Hospital-by-hospital approach
While APIC has long supported mandatory public reporting of infection rates as a way of leading to better patient outcomes, the association avoids advocating legislation calling for screening for specific microorganisms, says APIC CEO Kathy Warye. “Such regulations will hard-wire the way facilities spend their money and the way they direct their resources,” she says. By “hard-wiring,” Warye means that such legislation could deny hospitals the flexibility to direct their resources where they are most needed.

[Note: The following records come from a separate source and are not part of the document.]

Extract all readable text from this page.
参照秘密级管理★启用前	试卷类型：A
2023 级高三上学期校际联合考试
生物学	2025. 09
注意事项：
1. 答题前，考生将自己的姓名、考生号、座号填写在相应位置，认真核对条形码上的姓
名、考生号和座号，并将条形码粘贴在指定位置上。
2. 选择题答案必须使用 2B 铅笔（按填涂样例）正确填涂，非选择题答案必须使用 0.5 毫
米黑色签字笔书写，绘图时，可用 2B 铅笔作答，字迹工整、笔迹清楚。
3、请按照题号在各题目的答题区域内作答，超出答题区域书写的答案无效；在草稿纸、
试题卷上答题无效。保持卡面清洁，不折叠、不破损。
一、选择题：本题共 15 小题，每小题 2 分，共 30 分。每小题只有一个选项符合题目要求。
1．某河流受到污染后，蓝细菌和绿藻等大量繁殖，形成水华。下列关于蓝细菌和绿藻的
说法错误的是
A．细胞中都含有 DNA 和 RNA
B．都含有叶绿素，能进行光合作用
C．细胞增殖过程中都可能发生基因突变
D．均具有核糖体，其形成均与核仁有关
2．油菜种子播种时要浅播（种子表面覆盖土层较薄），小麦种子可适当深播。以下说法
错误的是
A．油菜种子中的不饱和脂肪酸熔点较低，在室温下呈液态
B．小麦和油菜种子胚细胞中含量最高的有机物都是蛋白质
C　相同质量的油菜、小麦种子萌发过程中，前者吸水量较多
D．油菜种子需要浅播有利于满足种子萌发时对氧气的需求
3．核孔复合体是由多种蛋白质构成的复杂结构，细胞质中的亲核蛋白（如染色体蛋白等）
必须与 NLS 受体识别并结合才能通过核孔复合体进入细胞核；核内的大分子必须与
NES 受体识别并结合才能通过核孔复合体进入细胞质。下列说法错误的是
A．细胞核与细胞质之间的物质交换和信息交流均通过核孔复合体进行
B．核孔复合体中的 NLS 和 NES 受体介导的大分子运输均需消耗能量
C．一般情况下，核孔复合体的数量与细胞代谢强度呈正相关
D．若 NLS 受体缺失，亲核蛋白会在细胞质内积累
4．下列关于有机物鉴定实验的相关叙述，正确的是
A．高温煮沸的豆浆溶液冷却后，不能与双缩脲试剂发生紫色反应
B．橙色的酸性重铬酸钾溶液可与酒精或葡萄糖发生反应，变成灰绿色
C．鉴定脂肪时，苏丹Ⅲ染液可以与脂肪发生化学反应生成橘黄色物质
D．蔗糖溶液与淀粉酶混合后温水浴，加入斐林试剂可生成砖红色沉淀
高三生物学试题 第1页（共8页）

“Some hospitals have a big problem, while others might not have any MRSA issues at all,” she says. “We want hospitals to maintain the flexibility to address their specific issues. We’re concerned that we’re doing this in an organism-of-the-month manner. We’d rather see legislation that acknowledges the importance of having really robust, fully resourced infection control programs across the nation. It’s a more complicated solution, but it’s a complex problem, and it needs a comprehensive solution.”
“Screening has to be based on local risk assessment,” adds Patrick. “All hospitals are different; our communities are different. A rural access hospital has different issues than an inner-city hospital. So everything should be based on risk assessment. If you’re doing no screening at all, how do you know what’s going on? If you’re just monitoring infections and you don’t have a lot of patients who get infected, you don’t know the rate of colonization. A certain amount of testing isn’t a bad idea, but that’s a local decision. That has to be the linchpin – local risk assessment.”
Low-tech measures still work
In its 2007 report on the elimination of MRSA transmission in hospitals, APIC emphasized the need for a thorough risk assessment followed by a surveillance (screening) program based on it. But the association urged hospitals to continue to follow basic infection control practices: hand hygiene, thorough cleaning and decontamination of equipment, hospital rooms, etc.; and appropriate contact precautions.
Perhaps the most important component is what Warye refers to as antibiotic stewardship. “One reason we’re in this situation is that we’ve overused and misused antibiotics for many years,” she says. “We need to be judicious and cautious in our use of antibiotics, and not prescribe them so often …. [O]ur arsenal is thin, and it will only get worse if we can’t improve our antibiotic stewardship.”